Trelawney1 Trelawney3 Trelawney2
Full Name: Al Trelawney
Nationality: British
Organization: The Department
Occupation Agent

Creator: Antony Melville-Ross
Time Span: 1978 - 1981


Al Trelawney is an agent for the Department in British Intelligence.

This Department is an apparent independent section of the British Special Branch. Apparent because while Special Branch is mentioned in the opening page of the first book, it is always referred to as the Department from then on and its activities fell more in line with MI-6 than the traditional Special Branch. Whichever it is, it is under the direction of Colonel Barry, a devious yet still compassionate man with many years of experience and service. He is well liked and respected by his men but his position is coveted by others in the Intelligence community.

The three book series takes place of several years but it starts in the late 50's. Though no actual date is mentioned in the book, the facts mentioned reveal the time period. King Idris of Libya is firmly in control, placing it during his monarchy of 1949-1969. The secretary of the Director, a woman much loved by him, had suffered gravely at the hands of the Gestapo during the War and references to the dozen years since the event puts it between 1955 and 1957. This is confirmed by references made to Trelawney's own history.

Regarding the lead character, the first name of Al used by him and those close to him but what it is short for is not mentioned. He is new to the agency at the start of the series but is by no means a young man. He was a young man when he joined the British Navy shortly after the start of WWII and chose to work in the submarine field. A clear head and a keen intellect saw rapid promotion, added by the fact that many senior people died in combat and the field was always opening up. Before hostilities ended, he was a captain of his own boat.

Trelawney might have stayed in the navy except for his shart tongue and his total unwillingness to back down when he knew he was right. Even when he saw that vested interests by the other side would keep them from admitting he was right when he was right, he still hung on. This lack of professional sense kept him from the promotions his actions merited and he was "allowed" to resign.

This staunch pigheadedness continued in the nearly ten years afterwards. Three different careers came and eventually went as he found it impossible to keep his mouth shut when it was prudent to do so. Now needing a new job, he decided to try the Intelligence community and approached them for a job.
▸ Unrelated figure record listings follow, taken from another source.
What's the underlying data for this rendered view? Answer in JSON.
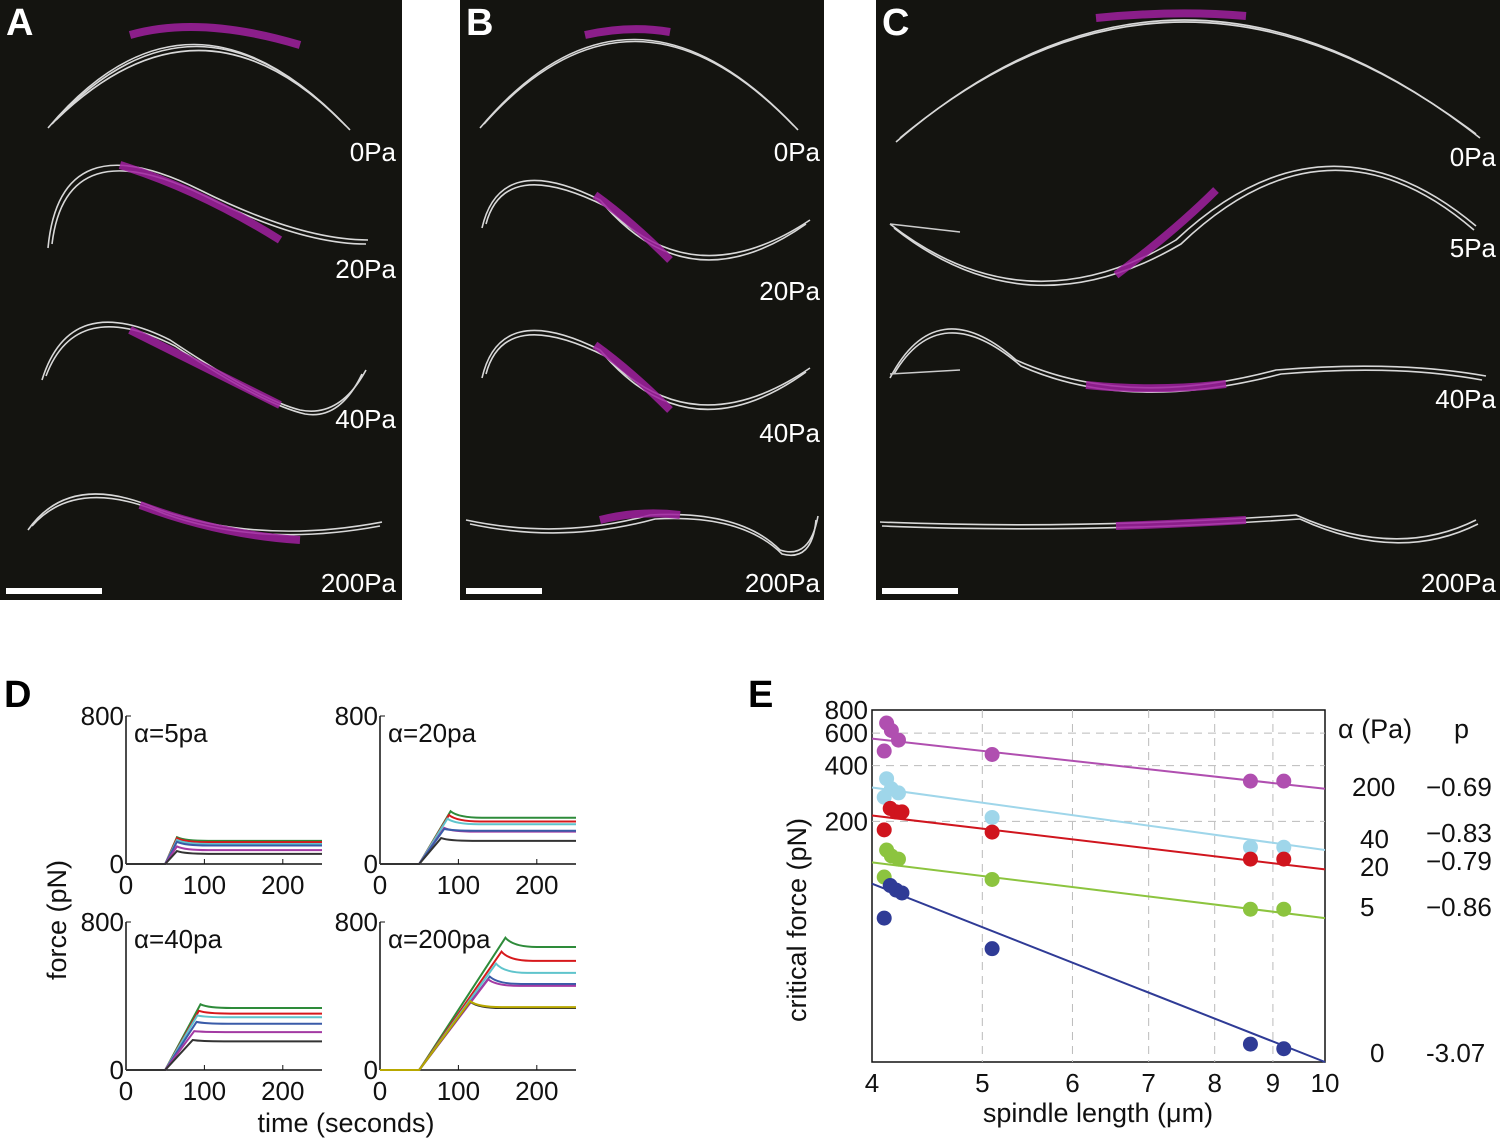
{
  "panels_top": [
    {
      "label": "A",
      "pressures": [
        "0Pa",
        "20Pa",
        "40Pa",
        "200Pa"
      ]
    },
    {
      "label": "B",
      "pressures": [
        "0Pa",
        "20Pa",
        "40Pa",
        "200Pa"
      ]
    },
    {
      "label": "C",
      "pressures": [
        "0Pa",
        "5Pa",
        "40Pa",
        "200Pa"
      ]
    }
  ],
  "panel_d": {
    "label": "D",
    "ylabel": "force (pN)",
    "xlabel": "time (seconds)"
  },
  "panel_e": {
    "label": "E",
    "legend_header_alpha": "α (Pa)",
    "legend_header_p": "p"
  },
  "colors": {
    "green": "#2e8b3a",
    "red": "#d7191c",
    "cyan": "#5fc4cc",
    "blue": "#3a5ba8",
    "magenta": "#a33aa3",
    "black": "#333333",
    "e_magenta": "#b04fb0",
    "e_cyan": "#9fd6ea",
    "e_red": "#d0151e",
    "e_green": "#8cc43f",
    "e_blue": "#2f3b96"
  },
  "chart_data": [
    {
      "type": "line",
      "title": "α=5pa",
      "xlabel": "",
      "ylabel": "",
      "xlim": [
        0,
        250
      ],
      "ylim": [
        0,
        800
      ],
      "xticks": [
        0,
        100,
        200
      ],
      "yticks": [
        0,
        800
      ],
      "series": [
        {
          "name": "green",
          "plateau": 125,
          "peak": 145,
          "peak_t": 65
        },
        {
          "name": "red",
          "plateau": 118,
          "peak": 140,
          "peak_t": 65
        },
        {
          "name": "cyan",
          "plateau": 108,
          "peak": 130,
          "peak_t": 65
        },
        {
          "name": "blue",
          "plateau": 100,
          "peak": 120,
          "peak_t": 65
        },
        {
          "name": "magenta",
          "plateau": 75,
          "peak": 95,
          "peak_t": 65
        },
        {
          "name": "black",
          "plateau": 55,
          "peak": 70,
          "peak_t": 65
        }
      ]
    },
    {
      "type": "line",
      "title": "α=20pa",
      "xlabel": "",
      "ylabel": "",
      "xlim": [
        0,
        250
      ],
      "ylim": [
        0,
        800
      ],
      "xticks": [
        0,
        100,
        200
      ],
      "yticks": [
        0,
        800
      ],
      "series": [
        {
          "name": "green",
          "plateau": 250,
          "peak": 285,
          "peak_t": 90
        },
        {
          "name": "red",
          "plateau": 230,
          "peak": 265,
          "peak_t": 88
        },
        {
          "name": "cyan",
          "plateau": 215,
          "peak": 245,
          "peak_t": 86
        },
        {
          "name": "magenta",
          "plateau": 175,
          "peak": 195,
          "peak_t": 82
        },
        {
          "name": "blue",
          "plateau": 180,
          "peak": 190,
          "peak_t": 82
        },
        {
          "name": "black",
          "plateau": 125,
          "peak": 140,
          "peak_t": 78
        }
      ]
    },
    {
      "type": "line",
      "title": "α=40pa",
      "xlabel": "",
      "ylabel": "",
      "xlim": [
        0,
        250
      ],
      "ylim": [
        0,
        800
      ],
      "xticks": [
        0,
        100,
        200
      ],
      "yticks": [
        0,
        800
      ],
      "series": [
        {
          "name": "green",
          "plateau": 335,
          "peak": 355,
          "peak_t": 95
        },
        {
          "name": "red",
          "plateau": 305,
          "peak": 320,
          "peak_t": 93
        },
        {
          "name": "cyan",
          "plateau": 285,
          "peak": 295,
          "peak_t": 91
        },
        {
          "name": "blue",
          "plateau": 250,
          "peak": 260,
          "peak_t": 90
        },
        {
          "name": "magenta",
          "plateau": 205,
          "peak": 210,
          "peak_t": 87
        },
        {
          "name": "black",
          "plateau": 155,
          "peak": 162,
          "peak_t": 85
        }
      ]
    },
    {
      "type": "line",
      "title": "α=200pa",
      "xlabel": "",
      "ylabel": "",
      "xlim": [
        0,
        250
      ],
      "ylim": [
        0,
        800
      ],
      "xticks": [
        0,
        100,
        200
      ],
      "yticks": [
        0,
        800
      ],
      "series": [
        {
          "name": "green",
          "plateau": 665,
          "peak": 715,
          "peak_t": 160
        },
        {
          "name": "red",
          "plateau": 590,
          "peak": 640,
          "peak_t": 155
        },
        {
          "name": "cyan",
          "plateau": 525,
          "peak": 575,
          "peak_t": 148
        },
        {
          "name": "blue",
          "plateau": 465,
          "peak": 505,
          "peak_t": 140
        },
        {
          "name": "magenta",
          "plateau": 455,
          "peak": 490,
          "peak_t": 138
        },
        {
          "name": "black",
          "plateau": 335,
          "peak": 370,
          "peak_t": 115
        },
        {
          "name": "yellow",
          "plateau": 340,
          "peak": 372,
          "peak_t": 115
        }
      ]
    },
    {
      "type": "scatter",
      "title": "",
      "xlabel": "spindle length (μm)",
      "ylabel": "critical force (pN)",
      "xscale": "log",
      "yscale": "log",
      "xlim": [
        4,
        10
      ],
      "ylim": [
        10,
        800
      ],
      "xticks": [
        4,
        5,
        6,
        7,
        8,
        9,
        10
      ],
      "yticks": [
        200,
        400,
        600,
        800
      ],
      "hlines": [
        200,
        400,
        600
      ],
      "series": [
        {
          "name": "200",
          "alpha_label": "200",
          "p_label": "−0.69",
          "color": "magenta",
          "x": [
            4.1,
            4.12,
            4.16,
            4.22,
            5.1,
            8.6,
            9.2
          ],
          "y": [
            480,
            680,
            620,
            550,
            460,
            330,
            330
          ],
          "fit": [
            560,
            300
          ]
        },
        {
          "name": "40",
          "alpha_label": "40",
          "p_label": "−0.83",
          "color": "cyan",
          "x": [
            4.1,
            4.12,
            4.16,
            4.22,
            5.1,
            8.6,
            9.2
          ],
          "y": [
            270,
            340,
            300,
            285,
            210,
            145,
            145
          ],
          "fit": [
            305,
            140
          ]
        },
        {
          "name": "20",
          "alpha_label": "20",
          "p_label": "−0.79",
          "color": "red",
          "x": [
            4.1,
            4.15,
            4.2,
            4.25,
            5.1,
            8.6,
            9.2
          ],
          "y": [
            180,
            235,
            225,
            225,
            175,
            125,
            125
          ],
          "fit": [
            215,
            110
          ]
        },
        {
          "name": "5",
          "alpha_label": "5",
          "p_label": "−0.86",
          "color": "green",
          "x": [
            4.1,
            4.12,
            4.16,
            4.22,
            5.1,
            8.6,
            9.2
          ],
          "y": [
            100,
            140,
            130,
            125,
            97,
            67,
            67
          ],
          "fit": [
            120,
            60
          ]
        },
        {
          "name": "0",
          "alpha_label": "0",
          "p_label": "-3.07",
          "color": "blue",
          "x": [
            4.1,
            4.15,
            4.2,
            4.25,
            5.1,
            8.6,
            9.2
          ],
          "y": [
            60,
            90,
            85,
            82,
            41,
            12.5,
            11.8
          ],
          "fit": [
            92,
            10
          ]
        }
      ]
    }
  ]
}
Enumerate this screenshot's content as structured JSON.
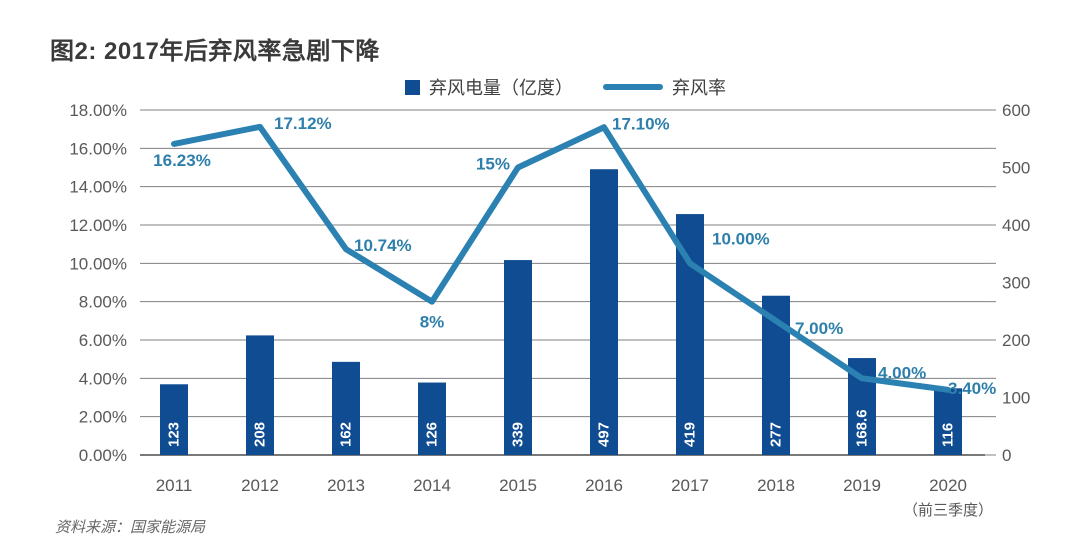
{
  "title": "图2: 2017年后弃风率急剧下降",
  "source_note": "资料来源：国家能源局",
  "legend": {
    "bar_label": "弃风电量（亿度）",
    "line_label": "弃风率"
  },
  "colors": {
    "bar": "#0f4c92",
    "line": "#2b81b1",
    "line_label": "#2e7fab",
    "bar_label": "#ffffff",
    "grid": "#808080",
    "axis_line": "#4d4d4d",
    "axis_text": "#595959",
    "title_text": "#3a3a3a",
    "legend_text": "#404040",
    "source_text": "#666666"
  },
  "chart_data": {
    "type": "combo-bar-line",
    "title": "图2: 2017年后弃风率急剧下降",
    "categories": [
      "2011",
      "2012",
      "2013",
      "2014",
      "2015",
      "2016",
      "2017",
      "2018",
      "2019",
      "2020"
    ],
    "category_note": {
      "index": 9,
      "text": "（前三季度）"
    },
    "series": [
      {
        "name": "弃风电量（亿度）",
        "type": "bar",
        "axis": "right",
        "values": [
          123,
          208,
          162,
          126,
          339,
          497,
          419,
          277,
          168.6,
          116
        ],
        "data_labels": [
          "123",
          "208",
          "162",
          "126",
          "339",
          "497",
          "419",
          "277",
          "168.6",
          "116"
        ]
      },
      {
        "name": "弃风率",
        "type": "line",
        "axis": "left",
        "values": [
          16.23,
          17.12,
          10.74,
          8,
          15,
          17.1,
          10.0,
          7.0,
          4.0,
          3.4
        ],
        "data_labels": [
          "16.23%",
          "17.12%",
          "10.74%",
          "8%",
          "15%",
          "17.10%",
          "10.00%",
          "7.00%",
          "4.00%",
          "3.40%"
        ]
      }
    ],
    "left_axis": {
      "min": 0,
      "max": 18,
      "tick_values": [
        0,
        2,
        4,
        6,
        8,
        10,
        12,
        14,
        16,
        18
      ],
      "tick_labels": [
        "0.00%",
        "2.00%",
        "4.00%",
        "6.00%",
        "8.00%",
        "10.00%",
        "12.00%",
        "14.00%",
        "16.00%",
        "18.00%"
      ],
      "format": "percent"
    },
    "right_axis": {
      "min": 0,
      "max": 600,
      "tick_values": [
        0,
        100,
        200,
        300,
        400,
        500,
        600
      ],
      "tick_labels": [
        "0",
        "100",
        "200",
        "300",
        "400",
        "500",
        "600"
      ]
    },
    "grid": true,
    "legend_position": "top"
  }
}
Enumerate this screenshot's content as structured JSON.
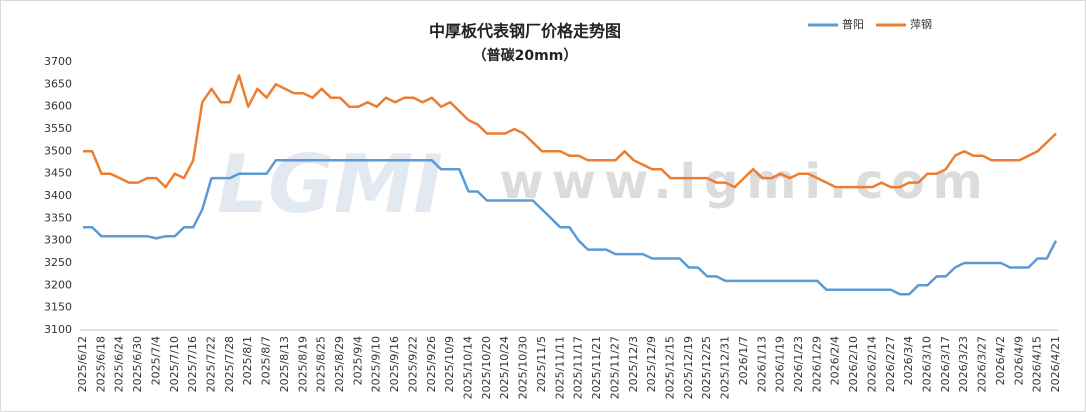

Since it was usually the other way around and Trelawney was quite a bit older than normal, he was rebuffed. He tried again and again and then appealed to an uncle for a friendly word. That got him a chance and he made the most of it.

As the series begins, Trelawney has just completed 14 months of training, culminating in an assignment to procure a briefcase from a possible double agent. When the Director, during their first ever meeting, asked if it had truly been necessary to kill the other agent, Trelawney replied, "You wanted this briefcase I was sent to collect. So, it transpired, did he. A conflict of interest had arisen. I resolved it in your favor."

That sums up Trelawney quite well.

Well, except perhaps to add that the "Al" in Trelawney's name is not short for Albert or Allan or even Algernon, but for Alaric. Rather unique.

The series is most definitely centered around Trelawney but the other characters are far more important than in many series. The Director, Colonel Barry, is intriguing to watch. His secretary has her own story and plays a major role throughout. The Deputy Director, Rafferty, is free-speaking, highly intelligent man that Trelawney first respects and then grows to like. And Jane Trask, the lovely agent that Trelawney works against then with is terrific to watch in action.


Number of Books:3
First Appearance:1978
Last Appearance:1981

1 Blindfold Blindfold
Written by Antony Melville-Ross
Copyright: 1978

To find who helped steal two hundred cannisters of nerve gas, Trelawney is sent into the field in Libya. He is being used as a red herring to draw the enemy agents away from the real investigators. Trelawney doesn't know this, however, and goes after the culprits on his own.

2 Two Faces Of Nemesis Two Faces Of Nemesis
Written by Antony Melville-Ross
Copyright: 1979

Fearing someone has infiltrated the organization, Trelawney's boss puts all his agents into action tracking down leads. He does not, however, use Trelawney and that makes the agent very angry, and quite curious.

3 Tightrope Tightrope
Written by Antony Melville-Ross
Copyright: 1981

The new boss of the Division has been assassinated and his replacement can only trust Trelawney and his wife. Then Trelawney finds that the dead man may have been up to no good and that there is a plot to blackmail the government.


The terrific three-book series about Al Trelawney is like a throwback to books written 20 years before, much as the action it depicts. The books were published in the late 70's but mores and attitudes of the characters are so spot-on with books written during the 50's that the question of when they were actually written comes up. Did the author write them then and just got them published two decades later or was he just so very good at nailing the atmosphere. I honestly do not know.

I do know that I greatly enjoyed this series. I don't know if I could put up with Trelawney's constant honesty and lack of patience but I would want him on my side. And I would want Jane Trask on my side at any time for any reason.